Her body dysphoria was made so much harder to deal with.

It’s another really difficult thing to explain but imagine the single part of your body you hate the most and then multiply that feeling by a hundred times and then another hundred times and then imagine that everyone in the world doesn’t see you at all, all they see is that one part of you that you hate. Body dysphoria can be a life-threatening condition when it leads to suicidal thoughts. It cannot be dismissed with “oh it’s not that bad” or “it’s the way God made you”. Standing in front of me that morning, completely dejected I assured her, it would be ok. We would fix it.

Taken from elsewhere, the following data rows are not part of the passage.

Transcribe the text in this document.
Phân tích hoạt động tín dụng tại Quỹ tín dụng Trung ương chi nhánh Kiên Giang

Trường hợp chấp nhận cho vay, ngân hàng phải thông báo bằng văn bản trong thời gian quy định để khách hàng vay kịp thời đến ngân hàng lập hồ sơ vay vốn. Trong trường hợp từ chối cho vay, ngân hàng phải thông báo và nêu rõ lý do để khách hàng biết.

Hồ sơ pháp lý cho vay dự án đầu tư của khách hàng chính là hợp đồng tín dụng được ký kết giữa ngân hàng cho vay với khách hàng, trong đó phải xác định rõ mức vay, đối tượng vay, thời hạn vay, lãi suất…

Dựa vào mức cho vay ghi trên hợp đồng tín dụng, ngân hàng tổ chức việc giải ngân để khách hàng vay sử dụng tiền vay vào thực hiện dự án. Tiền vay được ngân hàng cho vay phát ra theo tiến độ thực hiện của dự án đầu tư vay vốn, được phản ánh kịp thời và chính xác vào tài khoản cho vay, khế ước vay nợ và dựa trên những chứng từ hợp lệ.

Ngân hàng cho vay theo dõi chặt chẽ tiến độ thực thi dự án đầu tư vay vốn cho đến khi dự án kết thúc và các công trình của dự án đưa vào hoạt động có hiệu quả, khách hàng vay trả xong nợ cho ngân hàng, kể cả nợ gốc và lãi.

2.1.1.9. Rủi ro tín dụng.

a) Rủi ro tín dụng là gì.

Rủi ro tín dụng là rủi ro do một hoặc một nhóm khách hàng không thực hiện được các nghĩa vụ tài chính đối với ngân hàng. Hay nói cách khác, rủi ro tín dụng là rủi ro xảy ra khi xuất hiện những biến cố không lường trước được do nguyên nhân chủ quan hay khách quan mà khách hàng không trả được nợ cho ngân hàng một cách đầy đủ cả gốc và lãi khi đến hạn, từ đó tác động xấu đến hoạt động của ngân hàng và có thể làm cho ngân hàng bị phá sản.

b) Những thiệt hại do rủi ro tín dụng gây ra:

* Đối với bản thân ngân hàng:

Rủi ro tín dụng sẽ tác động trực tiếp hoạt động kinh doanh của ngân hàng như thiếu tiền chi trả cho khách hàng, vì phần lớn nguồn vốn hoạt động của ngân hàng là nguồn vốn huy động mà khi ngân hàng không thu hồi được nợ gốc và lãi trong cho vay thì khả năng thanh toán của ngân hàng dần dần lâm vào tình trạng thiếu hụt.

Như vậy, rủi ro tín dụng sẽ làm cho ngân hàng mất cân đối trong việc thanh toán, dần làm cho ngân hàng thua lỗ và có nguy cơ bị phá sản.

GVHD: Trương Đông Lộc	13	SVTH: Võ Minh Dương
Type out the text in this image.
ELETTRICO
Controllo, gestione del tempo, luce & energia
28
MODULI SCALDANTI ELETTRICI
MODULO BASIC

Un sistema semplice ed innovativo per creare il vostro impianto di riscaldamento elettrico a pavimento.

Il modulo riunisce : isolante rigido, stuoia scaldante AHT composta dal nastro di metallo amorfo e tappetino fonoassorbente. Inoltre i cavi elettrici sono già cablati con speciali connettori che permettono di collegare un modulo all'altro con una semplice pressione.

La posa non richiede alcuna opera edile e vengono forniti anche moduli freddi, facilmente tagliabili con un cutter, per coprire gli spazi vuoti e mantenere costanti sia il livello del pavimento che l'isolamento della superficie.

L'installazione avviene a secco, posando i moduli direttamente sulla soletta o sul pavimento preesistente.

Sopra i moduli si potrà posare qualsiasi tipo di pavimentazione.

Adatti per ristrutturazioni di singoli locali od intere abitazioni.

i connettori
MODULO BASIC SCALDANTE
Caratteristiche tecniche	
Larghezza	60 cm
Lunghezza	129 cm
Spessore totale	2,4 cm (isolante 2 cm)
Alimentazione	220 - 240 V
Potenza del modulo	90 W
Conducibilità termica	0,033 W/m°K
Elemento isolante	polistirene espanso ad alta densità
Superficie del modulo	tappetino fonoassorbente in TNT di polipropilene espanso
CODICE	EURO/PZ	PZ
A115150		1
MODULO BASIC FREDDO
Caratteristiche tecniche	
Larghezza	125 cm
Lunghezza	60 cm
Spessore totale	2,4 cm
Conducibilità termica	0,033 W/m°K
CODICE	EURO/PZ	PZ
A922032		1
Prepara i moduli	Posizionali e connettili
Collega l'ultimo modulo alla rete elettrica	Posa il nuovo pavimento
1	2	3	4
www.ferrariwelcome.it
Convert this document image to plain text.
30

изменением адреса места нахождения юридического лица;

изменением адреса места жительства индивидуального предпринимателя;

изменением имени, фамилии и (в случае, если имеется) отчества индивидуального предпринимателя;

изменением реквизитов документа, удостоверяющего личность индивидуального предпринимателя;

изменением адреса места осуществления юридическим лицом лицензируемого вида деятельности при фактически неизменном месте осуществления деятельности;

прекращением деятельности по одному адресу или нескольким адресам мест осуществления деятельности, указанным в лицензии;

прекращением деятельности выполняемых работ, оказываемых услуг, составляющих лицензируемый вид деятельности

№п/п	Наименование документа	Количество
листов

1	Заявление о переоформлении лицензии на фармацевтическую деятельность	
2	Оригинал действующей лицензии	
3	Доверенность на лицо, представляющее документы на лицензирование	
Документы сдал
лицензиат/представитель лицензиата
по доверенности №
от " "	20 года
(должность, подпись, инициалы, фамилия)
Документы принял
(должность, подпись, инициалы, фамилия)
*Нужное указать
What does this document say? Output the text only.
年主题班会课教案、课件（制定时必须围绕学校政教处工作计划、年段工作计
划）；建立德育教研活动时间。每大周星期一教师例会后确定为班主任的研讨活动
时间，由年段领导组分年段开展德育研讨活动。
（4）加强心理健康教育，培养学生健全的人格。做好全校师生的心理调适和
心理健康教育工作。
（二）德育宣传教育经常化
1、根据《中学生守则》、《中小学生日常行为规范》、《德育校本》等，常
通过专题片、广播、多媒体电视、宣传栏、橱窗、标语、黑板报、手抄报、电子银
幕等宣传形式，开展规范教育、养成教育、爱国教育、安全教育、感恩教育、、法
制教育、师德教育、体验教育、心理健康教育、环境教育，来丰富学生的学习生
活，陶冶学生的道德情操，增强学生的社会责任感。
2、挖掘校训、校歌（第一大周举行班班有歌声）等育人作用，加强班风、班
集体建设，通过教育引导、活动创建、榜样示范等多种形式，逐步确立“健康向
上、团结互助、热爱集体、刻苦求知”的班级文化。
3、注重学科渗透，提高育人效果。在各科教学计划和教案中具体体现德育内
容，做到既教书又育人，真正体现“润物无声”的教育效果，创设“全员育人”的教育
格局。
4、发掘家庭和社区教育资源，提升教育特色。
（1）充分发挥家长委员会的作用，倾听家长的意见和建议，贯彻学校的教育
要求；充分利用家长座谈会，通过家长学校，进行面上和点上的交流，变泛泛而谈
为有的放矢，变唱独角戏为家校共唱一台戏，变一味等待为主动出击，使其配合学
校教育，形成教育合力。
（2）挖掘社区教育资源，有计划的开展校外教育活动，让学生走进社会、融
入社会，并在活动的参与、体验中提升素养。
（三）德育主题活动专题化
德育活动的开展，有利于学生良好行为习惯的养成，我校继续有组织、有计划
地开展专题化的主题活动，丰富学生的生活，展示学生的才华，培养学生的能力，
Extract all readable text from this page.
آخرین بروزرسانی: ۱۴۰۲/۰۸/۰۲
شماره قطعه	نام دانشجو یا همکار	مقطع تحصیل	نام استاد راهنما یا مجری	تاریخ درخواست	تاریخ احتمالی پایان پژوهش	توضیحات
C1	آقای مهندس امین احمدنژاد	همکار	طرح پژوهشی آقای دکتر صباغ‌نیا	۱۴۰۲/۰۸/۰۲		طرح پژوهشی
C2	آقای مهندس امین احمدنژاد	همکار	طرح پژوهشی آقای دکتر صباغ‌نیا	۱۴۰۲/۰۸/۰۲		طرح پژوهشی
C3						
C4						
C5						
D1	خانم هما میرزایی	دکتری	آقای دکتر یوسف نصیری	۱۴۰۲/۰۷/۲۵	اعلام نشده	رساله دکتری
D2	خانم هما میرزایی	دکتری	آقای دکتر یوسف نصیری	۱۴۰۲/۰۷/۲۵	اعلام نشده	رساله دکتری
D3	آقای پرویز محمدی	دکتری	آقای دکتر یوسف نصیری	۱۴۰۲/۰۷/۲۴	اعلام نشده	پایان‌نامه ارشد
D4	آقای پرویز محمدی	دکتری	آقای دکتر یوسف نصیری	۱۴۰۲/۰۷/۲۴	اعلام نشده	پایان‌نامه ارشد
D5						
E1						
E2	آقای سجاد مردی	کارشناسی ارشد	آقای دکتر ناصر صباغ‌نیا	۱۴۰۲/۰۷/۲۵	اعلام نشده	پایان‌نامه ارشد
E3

I Googled: tucking underwear, Trans Women Underwear, Trans Femme underwear. NOTHING IN SA!

I reached out to 2 NGOs that work within the Trans community and the answer was the same. Nothing in SA. I asked Hailie’s doctor, our family counsellor (also a trans specialist) and I could not believe I was getting the same answer from each of them. NOTHING IN SA. I called a drag queen friend and asked what she did to achieve a smooth, feminine front line. Duct tape was her answer. The shock! The horror! I could never tell my daughter that the solution to her problem is DUCT TAPE.

How is it possible that we have a whole section of our population who are deprived of the basic dignity of underwear?! Feeling completely defeated, I turned to Ilse. I vented, I probably sobbed a little at the injustice of it all. The conversation flowed from there. “Surely we can do something?” I asked. “Of course we can. What do you have in mind?” We spoke for hours, Ilse has a background in fashion design, I have a background in…… well nothing helpful at that moment, but I was a mama-bear on a mission. We decided that the right thing to do was to design and make underwear that would give trans women a gender affirming experience. The ability to live confidently. “Tucking Gorgeous” was born.

Ilse roped in a pattern maker, a seamstress and her life coaching skills to talk me through the ups and downs of what we would encounter along the way as we designed patterns, changed patterns, made prototypes, threw prototypes away and started all over again.

5 months later we have a beautiful range of compression and tucking underwear that we are so proud of!

We want every woman to know – they are gorgeous, and they should feel nothing less than absolutely gorgeous. Trans women ARE WOMEN! We believe our product will be life-changing for many women.